California Attorney General Xavier Becerra, Monopolistic Unions Are a Boon

Xavier Becerra
According to California Attorney General Xavier Becerra, statutes empowering government union kingpins like Alex Caputo-Pearl to create state crises serve “important interests of public employers across the nation.” Credit: Katie Falkenberg/Los Angeles Times

Does California Attorney General  Love Union Don-Created Chaos?

Burdened by a dumbfounding $13.6 billion in unfunded retiree health-care liabilities, the Los Angeles Unified School District desperately needs to reform the way teachers and other school employees are compensated early this year in order to keep the LAUSD from sinking even deeper into a hole.

On paper, it seems like the LAUSD ought to be able to curtail its health-care expenditures substantially without causing hardship among district staff.

With a payroll of fewer than 26,600 active teachers, the LAUSD now spends $1.1 billion a year on health care, and annual health-care expenditures have been increasing more than twice as fast as the consumer price index.

But the LAUSD has been unable to implement even very modest reforms. At best,  it hopes merely that it will be able to hold health-care costs stable over the next couple of years.

Unfortunately, as a consequence of the Rodda Act, a four-decade-old California law that authorizes and promotes union monopoly-bargaining control over public school employees, it is now highly unlikely the LAUSD will even be able to prevent its out-of-control healthcare costs from soaring even higher.

‘Next Year-and-a-Half Must Be Founded Upon Building Our Capacity to Strike’

Under the Rodda Act, elected officials and their appointees can’t do anything significant to rein in spiraling employee benefit costs without government union officials’ acquiescence.

And the monopoly-bargaining system is so slanted in Big Labor’s favor that irresponsible union bosses like Alex Caputo-Pearl, president of the United Teachers Los Angeles (UTLA/NEA/AFT) union, are encouraged not to give an inch.

In a fiery summer 2016 speech at a gathering of union militants, Mr.
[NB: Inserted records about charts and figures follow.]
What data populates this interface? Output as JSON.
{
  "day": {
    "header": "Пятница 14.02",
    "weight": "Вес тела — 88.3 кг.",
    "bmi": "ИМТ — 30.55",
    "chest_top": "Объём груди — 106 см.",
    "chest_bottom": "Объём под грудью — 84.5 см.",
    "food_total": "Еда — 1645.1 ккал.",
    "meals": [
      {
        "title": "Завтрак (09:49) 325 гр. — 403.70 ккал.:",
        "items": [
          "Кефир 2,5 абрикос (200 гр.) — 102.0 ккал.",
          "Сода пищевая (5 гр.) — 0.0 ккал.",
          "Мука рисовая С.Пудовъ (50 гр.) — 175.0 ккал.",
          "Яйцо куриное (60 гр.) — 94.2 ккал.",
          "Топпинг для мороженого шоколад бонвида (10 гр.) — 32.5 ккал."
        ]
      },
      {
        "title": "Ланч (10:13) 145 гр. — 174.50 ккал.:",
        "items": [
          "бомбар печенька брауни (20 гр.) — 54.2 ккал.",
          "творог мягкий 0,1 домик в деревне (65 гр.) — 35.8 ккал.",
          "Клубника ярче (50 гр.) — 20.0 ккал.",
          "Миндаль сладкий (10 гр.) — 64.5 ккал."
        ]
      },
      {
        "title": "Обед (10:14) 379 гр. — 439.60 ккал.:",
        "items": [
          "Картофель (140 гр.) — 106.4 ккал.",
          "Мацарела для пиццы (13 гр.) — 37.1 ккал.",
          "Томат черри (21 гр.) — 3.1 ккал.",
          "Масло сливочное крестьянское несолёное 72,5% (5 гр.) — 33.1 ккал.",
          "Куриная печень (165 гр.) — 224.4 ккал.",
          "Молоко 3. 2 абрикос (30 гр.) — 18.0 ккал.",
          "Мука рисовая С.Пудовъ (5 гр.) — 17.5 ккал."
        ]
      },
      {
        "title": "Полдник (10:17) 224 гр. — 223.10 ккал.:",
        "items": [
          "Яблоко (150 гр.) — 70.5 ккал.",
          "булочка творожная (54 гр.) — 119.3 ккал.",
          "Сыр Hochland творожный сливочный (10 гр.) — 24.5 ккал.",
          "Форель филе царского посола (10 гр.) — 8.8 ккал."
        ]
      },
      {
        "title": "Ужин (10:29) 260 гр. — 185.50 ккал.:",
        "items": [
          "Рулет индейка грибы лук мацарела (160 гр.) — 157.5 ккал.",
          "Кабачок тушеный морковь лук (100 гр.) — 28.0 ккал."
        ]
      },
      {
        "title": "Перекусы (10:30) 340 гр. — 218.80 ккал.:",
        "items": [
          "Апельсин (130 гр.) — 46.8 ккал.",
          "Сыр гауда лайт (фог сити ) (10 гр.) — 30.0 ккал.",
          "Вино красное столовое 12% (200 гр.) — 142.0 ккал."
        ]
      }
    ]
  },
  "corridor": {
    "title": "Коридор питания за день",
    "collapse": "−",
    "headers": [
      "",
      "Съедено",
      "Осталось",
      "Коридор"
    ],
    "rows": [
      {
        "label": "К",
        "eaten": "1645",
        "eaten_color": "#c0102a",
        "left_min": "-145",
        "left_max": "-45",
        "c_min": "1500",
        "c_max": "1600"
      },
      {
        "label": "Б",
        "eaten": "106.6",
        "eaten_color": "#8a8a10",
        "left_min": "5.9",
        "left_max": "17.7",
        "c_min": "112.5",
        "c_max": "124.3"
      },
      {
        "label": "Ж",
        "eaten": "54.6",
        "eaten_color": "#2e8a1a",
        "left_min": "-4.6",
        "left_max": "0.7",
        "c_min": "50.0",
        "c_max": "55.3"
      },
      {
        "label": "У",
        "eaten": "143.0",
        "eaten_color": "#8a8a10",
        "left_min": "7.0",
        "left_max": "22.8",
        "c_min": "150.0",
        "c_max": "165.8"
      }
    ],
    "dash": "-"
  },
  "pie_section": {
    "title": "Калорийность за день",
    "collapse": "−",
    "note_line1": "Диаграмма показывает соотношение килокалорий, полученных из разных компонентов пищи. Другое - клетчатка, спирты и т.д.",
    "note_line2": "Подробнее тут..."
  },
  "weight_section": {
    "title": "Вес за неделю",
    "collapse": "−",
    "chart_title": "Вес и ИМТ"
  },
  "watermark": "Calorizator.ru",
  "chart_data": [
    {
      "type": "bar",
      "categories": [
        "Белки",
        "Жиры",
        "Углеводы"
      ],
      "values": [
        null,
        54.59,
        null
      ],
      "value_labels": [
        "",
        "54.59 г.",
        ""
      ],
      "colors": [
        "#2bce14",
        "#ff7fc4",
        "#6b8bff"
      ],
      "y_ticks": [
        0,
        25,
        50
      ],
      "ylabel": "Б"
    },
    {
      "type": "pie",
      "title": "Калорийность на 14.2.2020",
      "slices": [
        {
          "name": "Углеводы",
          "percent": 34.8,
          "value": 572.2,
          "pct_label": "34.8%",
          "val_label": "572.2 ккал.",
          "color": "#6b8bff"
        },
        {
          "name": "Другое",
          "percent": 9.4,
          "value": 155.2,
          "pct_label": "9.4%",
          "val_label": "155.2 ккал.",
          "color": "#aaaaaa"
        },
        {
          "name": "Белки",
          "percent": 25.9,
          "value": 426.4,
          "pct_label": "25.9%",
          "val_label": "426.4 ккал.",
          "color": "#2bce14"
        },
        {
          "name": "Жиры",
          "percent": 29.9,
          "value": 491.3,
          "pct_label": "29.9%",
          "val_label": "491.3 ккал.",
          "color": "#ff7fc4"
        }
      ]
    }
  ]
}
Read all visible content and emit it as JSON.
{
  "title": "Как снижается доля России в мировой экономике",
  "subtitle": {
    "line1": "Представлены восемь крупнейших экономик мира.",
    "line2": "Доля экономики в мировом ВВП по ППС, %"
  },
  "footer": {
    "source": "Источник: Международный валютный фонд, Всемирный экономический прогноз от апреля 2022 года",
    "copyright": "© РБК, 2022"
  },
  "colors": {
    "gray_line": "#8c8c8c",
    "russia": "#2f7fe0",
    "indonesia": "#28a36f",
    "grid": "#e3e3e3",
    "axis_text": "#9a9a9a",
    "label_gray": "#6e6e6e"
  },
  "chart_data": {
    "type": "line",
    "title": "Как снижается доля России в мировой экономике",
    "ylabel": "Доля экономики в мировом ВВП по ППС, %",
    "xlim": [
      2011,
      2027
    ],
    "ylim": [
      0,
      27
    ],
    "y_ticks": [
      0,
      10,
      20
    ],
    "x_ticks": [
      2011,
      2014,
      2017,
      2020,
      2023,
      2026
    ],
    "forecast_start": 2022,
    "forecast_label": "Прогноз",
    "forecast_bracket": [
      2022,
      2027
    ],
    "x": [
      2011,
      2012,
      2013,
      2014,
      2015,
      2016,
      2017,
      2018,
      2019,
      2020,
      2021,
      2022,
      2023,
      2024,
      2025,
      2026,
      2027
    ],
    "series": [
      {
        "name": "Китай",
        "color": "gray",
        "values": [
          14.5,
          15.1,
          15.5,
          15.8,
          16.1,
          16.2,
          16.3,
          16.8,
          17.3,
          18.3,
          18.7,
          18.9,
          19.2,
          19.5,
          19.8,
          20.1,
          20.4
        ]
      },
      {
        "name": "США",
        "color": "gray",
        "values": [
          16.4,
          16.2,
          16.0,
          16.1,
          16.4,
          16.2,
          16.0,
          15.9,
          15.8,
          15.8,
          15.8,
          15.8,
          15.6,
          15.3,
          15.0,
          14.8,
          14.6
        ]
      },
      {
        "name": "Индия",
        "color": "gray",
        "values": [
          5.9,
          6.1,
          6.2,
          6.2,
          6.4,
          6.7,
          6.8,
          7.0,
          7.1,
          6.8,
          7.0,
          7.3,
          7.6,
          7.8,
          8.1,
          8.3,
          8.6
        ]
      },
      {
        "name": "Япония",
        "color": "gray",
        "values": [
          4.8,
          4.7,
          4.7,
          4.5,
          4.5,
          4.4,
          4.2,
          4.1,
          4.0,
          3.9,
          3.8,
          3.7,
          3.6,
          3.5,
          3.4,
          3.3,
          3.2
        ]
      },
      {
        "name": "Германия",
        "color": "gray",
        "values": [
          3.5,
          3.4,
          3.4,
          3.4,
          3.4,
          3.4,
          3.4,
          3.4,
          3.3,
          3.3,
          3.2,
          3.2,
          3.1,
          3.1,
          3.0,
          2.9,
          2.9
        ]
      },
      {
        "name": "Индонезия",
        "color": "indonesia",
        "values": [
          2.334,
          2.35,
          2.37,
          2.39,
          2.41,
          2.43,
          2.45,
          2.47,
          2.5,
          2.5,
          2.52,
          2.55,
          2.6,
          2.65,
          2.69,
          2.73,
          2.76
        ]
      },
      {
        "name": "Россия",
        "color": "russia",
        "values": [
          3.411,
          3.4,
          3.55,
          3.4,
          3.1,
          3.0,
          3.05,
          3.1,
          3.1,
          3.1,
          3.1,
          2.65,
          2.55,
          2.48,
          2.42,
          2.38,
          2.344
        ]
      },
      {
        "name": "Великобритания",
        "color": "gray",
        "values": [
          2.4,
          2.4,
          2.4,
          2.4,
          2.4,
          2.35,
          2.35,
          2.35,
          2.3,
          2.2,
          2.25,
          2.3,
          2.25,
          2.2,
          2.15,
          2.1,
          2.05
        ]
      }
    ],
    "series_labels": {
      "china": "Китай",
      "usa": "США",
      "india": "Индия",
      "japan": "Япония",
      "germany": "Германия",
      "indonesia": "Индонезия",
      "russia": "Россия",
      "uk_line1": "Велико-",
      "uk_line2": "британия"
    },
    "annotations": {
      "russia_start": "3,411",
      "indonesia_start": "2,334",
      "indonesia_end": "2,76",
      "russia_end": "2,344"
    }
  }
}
Caputo-Pearl vowed to go to war with the LAUSD rather than accept any meaningful reform of  K-12 employees’  exorbitantly expensive  and taxpayer-funded health-insurance plans: “The next year-and-a-half must be founded upon building our capacity to strike, and our capacity to create a state crisis, in early 2018.”

As a December 2017 government union strike in Oakland, California’s eighth largest city, confirmed, this was no idle threat. According to one newspaper account, the Oakland strike halted basic city functions like “checks of building plans, fire inspections, parking enforcement and street sweeping” while also closing services like “senior centers, libraries, recreation centers, and after-school programs.”

Regardless of what they think about labor unions in general, most Americans would surely agree that a system that empowers a special-interest group to prevent schools from doing what they deem necessary to serve schoolchildren, their parents and other taxpaying citizens is not a good one.

How Does Assisting Union Radicals Like Alex Caputo-Pearl ‘Serve’ Taxpayers’ Interests?

But Xavier Becerra, California’s union-label attorney general, has an altogether different perspective.

According to Mr. Becerra, empowering government union kingpins like Mr. Caputo-Pearl to create state crises serves “important interests of public employers” in California and other states, as he and attorney Aimee Feinberg recently wrote in a commentary they coauthored.

Indeed, Mr. Becerra and a number of other Big Labor state politicians go so far as to contend that government-sector union monopoly bargaining is a “vital public interest.”

And in briefs filed this winter with the U.S. Supreme Court regarding the landmark National Right to Work Legal Defense Foundation case Janus v. AFSCME Council 31, Mr. Becerra and other likeminded politicians go even further. They actually claim it is constitutionally acceptable to force unwilling public employees to pay for union monopoly bargaining or be fired.

‘Xavier Becerra Illustrates How Political Self-Interest Can Warp a Person’s Judgment’

John Kalb, vice president of the National Right to Work Committee (the Right to Work Foundation’s sister organization) commented: “I think the experience of California and many other states actually shows government-sector union monopoly bargaining is a detriment for taxpayers and not a benefit at all.

“But even if corralling public servants into unions whether they personally want them or not did somehow help taxpayers, it still would not justify trampling on the First Amendment freedom of union non-members not to bankroll Big Labor advocacy with which they disagree.

“Ordinary Americans have no trouble recognizing this fact. But Xavier Becerra illustrates how political self-interest can warp a person’s judgment.”